Disusun untuk menempuh Tugas Akhir Mata Kuliah
Oleh
Lala Nilawanti
2111416051
JURUSAN BAHASA DAN SASTRA INDONESIA
FAKULTAS BAHASA DAN SENI
UNIVERSITAS NEGERI SEMARANG
2018
BAB `1
PENDAHULUAN
A. Latar
Belakang Masalah
Indonesia
sebagai negara berwilayah luas dan
berpenduduk besar tentu
memiliki banyak bahasa didalamnya. Bahasa-bahasa tersebut adalah bahasa daerah.
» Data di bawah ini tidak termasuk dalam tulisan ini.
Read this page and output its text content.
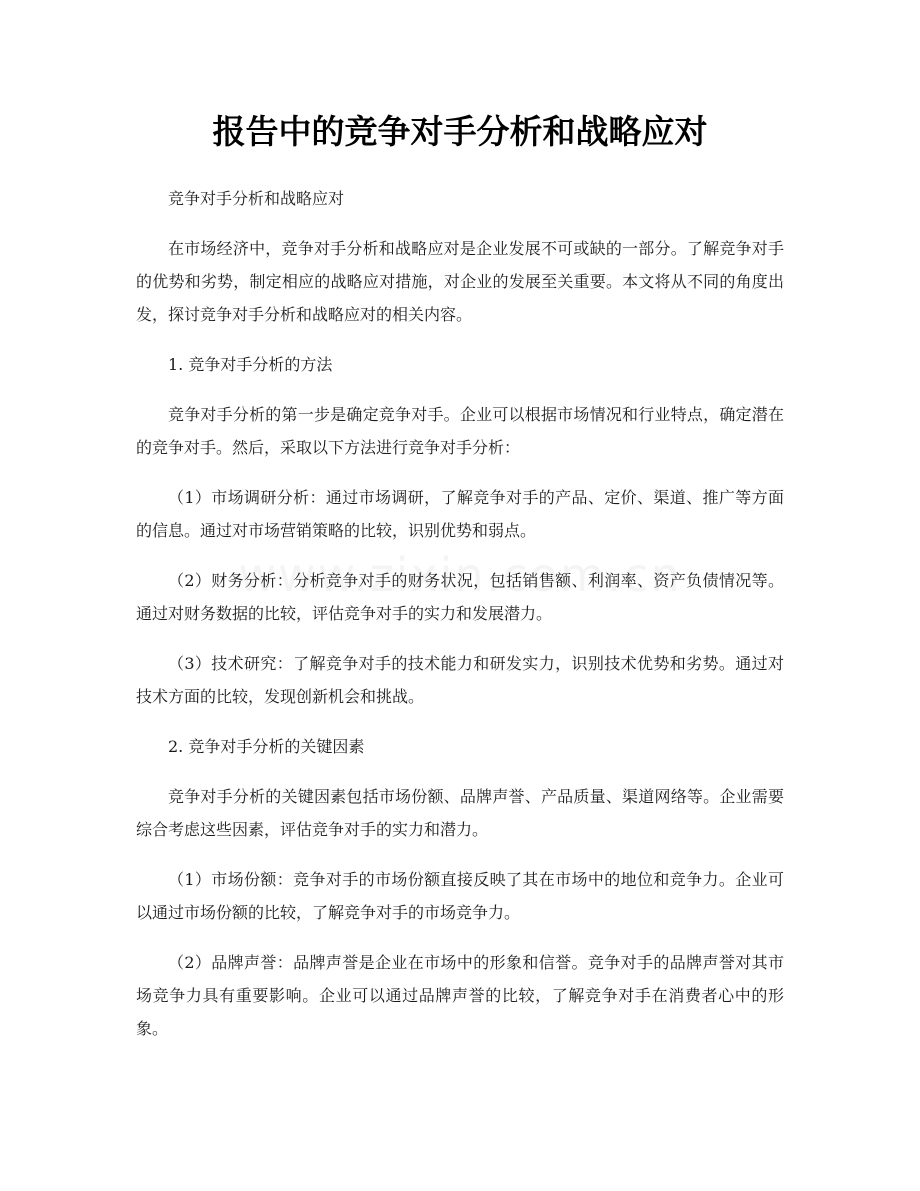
报告中的竞争对手分析和战略应对

竞争对手分析和战略应对

在市场经济中，竞争对手分析和战略应对是企业发展不可或缺的一部分。了解竞争对手的优势和劣势，制定相应的战略应对措施，对企业的发展至关重要。本文将从不同的角度出发，探讨竞争对手分析和战略应对的相关内容。

1. 竞争对手分析的方法

竞争对手分析的第一步是确定竞争对手。企业可以根据市场情况和行业特点，确定潜在的竞争对手。然后，采取以下方法进行竞争对手分析：

（1）市场调研分析：通过市场调研，了解竞争对手的产品、定价、渠道、推广等方面的信息。通过对市场营销策略的比较，识别优势和弱点。

（2）财务分析：分析竞争对手的财务状况，包括销售额、利润率、资产负债情况等。通过对财务数据的比较，评估竞争对手的实力和发展潜力。

（3）技术研究：了解竞争对手的技术能力和研发实力，识别技术优势和劣势。通过对技术方面的比较，发现创新机会和挑战。

2. 竞争对手分析的关键因素

竞争对手分析的关键因素包括市场份额、品牌声誉、产品质量、渠道网络等。企业需要综合考虑这些因素，评估竞争对手的实力和潜力。

（1）市场份额：竞争对手的市场份额直接反映了其在市场中的地位和竞争力。企业可以通过市场份额的比较，了解竞争对手的市场竞争力。

（2）品牌声誉：品牌声誉是企业在市场中的形象和信誉。竞争对手的品牌声誉对其市场竞争力具有重要影响。企业可以通过品牌声誉的比较，了解竞争对手在消费者心中的形象。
Bahasa daerah yang ada di Indonesia tersebut memiliki variasi dialek sekalipun
masih satu rumpun bahasa daerah, bahasa Jawa misalnya. Bahasa Jawa merupakan
salah satu dari empat ratus bahasa daerah dan dialek yang terdapat di
Indonesia. Sebagai salah satu bahasa daerah, bahasa Jawa
memiliki jumlah penutur yang cukup besar di antara penutur-penutur bahasa
daerah yang lain, yakni lebih dari 60 juta orang. Selain itu, daerah pemakai
bahasa Jawa juga cukup luas, yaitu meliputi daerah-daerah provinsi Jawa Tengah, Daerah
Istimewa Yogyakarta, dan provinsi Jawa Timur kecuali Madura. Bahasa Jawa juga
dipakai daerah-daerah lain, seperti Banten sebelah utara, Lampung dekat Medan,
dan daerah-daerah transmigrasi di beberapa pulau di Indonesia seperti Sumatra
Selatan, Jambi,
Sulawesi Selatan, Sulawesi Selatan, dan Kalimantan Tenggara (Soepomo,
dalam Soedjito, dkk 1986: 1-2).
Bahasa Jawa sendiri memiliki variasi
dialek yang berbeda-beda disetiap daerah. Bahasa Jawa mempunyai empat
buah dialek, dan tiga belas subdialek. Dialek-dialek itu ialah dialek Banyumas,
Pesisir, Surakarta, dan Jawa Timur. Subdialek-subdialek itu ialah Purwokerto,
Kebumen, Pemalang, Banten Utara, Tegal, Pekalongan, Semarang, Rembang,
Surakarta, Yogyakarta, Madiun, Surabaya, dan Banyuwangi (Unlenbeck, dalam
Baribin, dkk. 1987:2). Masing-masing dialek tersebut tentu memiliki ciri-ciri
tersendiri. Menurut Guiraud (dalam Zualaeha, 2010:31) ada lima macam ciri
pembeda dialek, yaitu perbedaan fonetis, perbedaan semantik, perbedaan onomasiologis, dan perbedaan morfologis.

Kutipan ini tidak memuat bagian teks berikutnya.